En tant que praticien de la relation d’aide depuis une vingtaine d’années, j’invite les personnes qui me consultent à poser un regard transformateur sur le mal-être, le conflit, toute circonstance qui les éprouve et qui les amène à me solliciter. Sans doute dois-je à la cécité que j’ai contractée avant l’âge de 11 ans ma préférence d’un jargon significatif, mais je sais devoir aussi à cette même cécité une disposition marquée à voir coûte que coûte, à voir nos divers fonctionnements, adoptés depuis si longtemps qu’on ne peut les reconnaître facilement. Ils sont devenus notre seconde nature et, par-dessus tout, la cause persistante des conditions de vie que nous ne cessons de déplorer à l’ordinaire.

 Notre discours habituel atteste que, dans la vie, nous pensons être traités mal et que nous nous sentons traités mal. Ce qui est dit là peut de prime abord être perçu comme un pléonasme, comme une vérité d’évidence. C’est ma propre impression ! Or, cette formulation témoigne au contraire d’une réalité qui nous échappe ou dont nous ne tenons aucun compte en général : nous nous sentons mal du seul fait que nous pensons. Et avec cette reformulation, la redondance apparente semble avoir disparu ! Pire encore, du coup, nous pourrions aller jusqu’à discuter ce nouvel énoncé ou même le rejeter complètement.

En fait, les conditions de vie qui nous éprouvent (à quelque degré que ce soit) ou, pour le formuler plus justement, la manière dont nous nous sentons affectés par les événements reflète celle dont nous nous sommes sentis traités depuis toujours, depuis notre prime enfance.
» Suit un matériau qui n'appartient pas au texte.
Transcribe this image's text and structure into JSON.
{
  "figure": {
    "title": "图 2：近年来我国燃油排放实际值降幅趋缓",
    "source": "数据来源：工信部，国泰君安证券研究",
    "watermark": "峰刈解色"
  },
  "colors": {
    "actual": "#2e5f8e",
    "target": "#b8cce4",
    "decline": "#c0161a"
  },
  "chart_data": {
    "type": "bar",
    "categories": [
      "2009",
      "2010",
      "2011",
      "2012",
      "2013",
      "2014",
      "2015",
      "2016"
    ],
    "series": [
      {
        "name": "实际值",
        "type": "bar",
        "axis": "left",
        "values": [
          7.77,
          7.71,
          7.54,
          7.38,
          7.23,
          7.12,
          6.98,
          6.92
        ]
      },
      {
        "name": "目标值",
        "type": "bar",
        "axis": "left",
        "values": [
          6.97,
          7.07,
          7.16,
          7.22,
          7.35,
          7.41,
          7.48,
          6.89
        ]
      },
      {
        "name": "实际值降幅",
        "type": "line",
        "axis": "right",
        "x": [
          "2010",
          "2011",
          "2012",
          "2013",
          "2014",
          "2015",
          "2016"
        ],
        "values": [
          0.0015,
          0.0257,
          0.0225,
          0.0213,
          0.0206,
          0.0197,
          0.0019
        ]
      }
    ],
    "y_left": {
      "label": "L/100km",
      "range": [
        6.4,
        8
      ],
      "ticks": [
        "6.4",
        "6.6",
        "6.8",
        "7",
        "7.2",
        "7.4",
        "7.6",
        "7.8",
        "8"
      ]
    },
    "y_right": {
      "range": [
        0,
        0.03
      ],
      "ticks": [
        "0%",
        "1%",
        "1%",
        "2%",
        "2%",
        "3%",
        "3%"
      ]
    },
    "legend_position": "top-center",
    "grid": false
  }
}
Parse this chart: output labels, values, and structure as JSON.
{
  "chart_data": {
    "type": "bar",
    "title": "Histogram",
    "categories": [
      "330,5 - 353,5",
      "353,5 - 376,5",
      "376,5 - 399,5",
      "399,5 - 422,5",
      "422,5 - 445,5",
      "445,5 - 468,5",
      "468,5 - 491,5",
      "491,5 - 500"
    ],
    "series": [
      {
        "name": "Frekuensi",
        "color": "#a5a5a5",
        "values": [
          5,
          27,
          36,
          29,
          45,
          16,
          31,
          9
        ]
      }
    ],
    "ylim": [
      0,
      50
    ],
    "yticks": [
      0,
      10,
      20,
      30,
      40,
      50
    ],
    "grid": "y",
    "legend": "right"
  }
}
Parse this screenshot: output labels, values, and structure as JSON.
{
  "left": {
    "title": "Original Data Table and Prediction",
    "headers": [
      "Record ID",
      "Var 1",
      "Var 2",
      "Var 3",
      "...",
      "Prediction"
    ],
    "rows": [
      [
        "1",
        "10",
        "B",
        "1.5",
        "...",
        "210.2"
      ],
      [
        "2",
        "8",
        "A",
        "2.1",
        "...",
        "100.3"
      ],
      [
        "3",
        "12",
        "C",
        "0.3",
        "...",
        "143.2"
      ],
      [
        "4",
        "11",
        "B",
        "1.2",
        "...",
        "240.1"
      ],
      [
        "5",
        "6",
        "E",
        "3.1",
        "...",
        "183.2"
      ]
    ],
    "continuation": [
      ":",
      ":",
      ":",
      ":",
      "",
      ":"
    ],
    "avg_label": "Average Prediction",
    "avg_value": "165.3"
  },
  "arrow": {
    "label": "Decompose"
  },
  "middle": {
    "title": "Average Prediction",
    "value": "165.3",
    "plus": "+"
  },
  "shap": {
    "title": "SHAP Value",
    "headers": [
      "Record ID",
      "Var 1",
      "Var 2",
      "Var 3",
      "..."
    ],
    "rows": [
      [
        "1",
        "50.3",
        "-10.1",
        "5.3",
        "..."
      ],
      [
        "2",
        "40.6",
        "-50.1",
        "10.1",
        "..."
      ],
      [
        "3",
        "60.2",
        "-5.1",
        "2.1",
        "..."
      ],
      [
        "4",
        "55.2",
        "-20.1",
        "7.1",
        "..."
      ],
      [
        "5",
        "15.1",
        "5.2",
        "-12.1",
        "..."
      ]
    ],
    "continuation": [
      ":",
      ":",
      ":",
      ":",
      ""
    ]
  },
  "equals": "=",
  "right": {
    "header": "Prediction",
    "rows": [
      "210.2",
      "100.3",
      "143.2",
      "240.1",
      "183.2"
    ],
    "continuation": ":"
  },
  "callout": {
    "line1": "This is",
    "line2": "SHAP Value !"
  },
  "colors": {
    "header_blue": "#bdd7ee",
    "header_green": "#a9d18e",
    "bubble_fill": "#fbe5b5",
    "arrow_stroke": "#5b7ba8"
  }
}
De façon peut-être plus inattendue, parfois subtilement transposée, on découvre bientôt que c’est encore la façon dont nous nous traitons nous-mêmes. Traitement enduré ou interprété, traitement craint, traitement « re-présenté », traitement auto-infligé… Il s’agit là de notre blessure existentielle.

Selon notre identification avec notre histoire personnelle, nous déplorons plus ou moins d’être abandonnés (négligés), dévalorisés (rabaissés), maltraités (accablés), rejetés (ignorés) et/ou trahis (abusés). Ce sont les cinq blessures qui fondent notre conditionnement et que je présente dans mon dernier livre.

Chose remarquable et surtout transformatrice dès lors qu’elle est considérée, notre blessure principale dicte nos réactions ordinaires (jusqu’à la façon dont nous résistons au mieux-être), ainsi que nos peurs, nos croyances que je dis auto-accusatrices, nos goûts. Elle nous attire les conditions de vie particulières que nous pouvons déplorer. Bref, nous lui devons beaucoup de notre personnalité et notre souffrance déchirante ou résiduelle. Si vous pouvez vous permettre de reconnaître que vous en voulez à telle personne de votre entourage, à telle situation même qui vous contrarie, demandez-vous comment vous vous sentez traité en la circonstance. Votre réponse pourrait vous donner une première bonne idée de ce dont je parle.

La personne incriminée ou la circonstance déplorable ravive seulement du douloureux en soi qui n’a jamais pu être considéré, exprimé. Ça reste à faire ! La prise en compte de nos blessures nous permet de reconnaître nos identifications, de nous rapprocher ce faisant de notre véritable nature, de qui nous sommes au-delà de nos conditionnements. Et quand nous avons reconnu la réalité des blessures humaines, nous avons également plus de compassion envers nos proches et le monde.

Avec un coeur ouvert, identifier sa blessure (ou ses blessures), c’est renoncer peu à peu à sa culpabilité qui souvent s’appelle honte. C’est reconnaître différemment ce que l’on ne veut pas (mais cette fois sans l’affirmer de façon réactionnelle) et pouvoir enfin préférer diriger son attention sur ce à quoi l’on aspire. En jugeant le résultat parfois bon parfois mauvais, on crée sa vie au moyen de notre ambiance intérieure. Est-elle heureuse ? Est-elle malheureuse ? Si vous voulez vous attirer de quoi être demain insatisfait, malheureux, continuez d’être aujourd’hui insatisfait et malheureux. Si c’est au bien-être que vous aspirez, soyez bien ici et maintenant.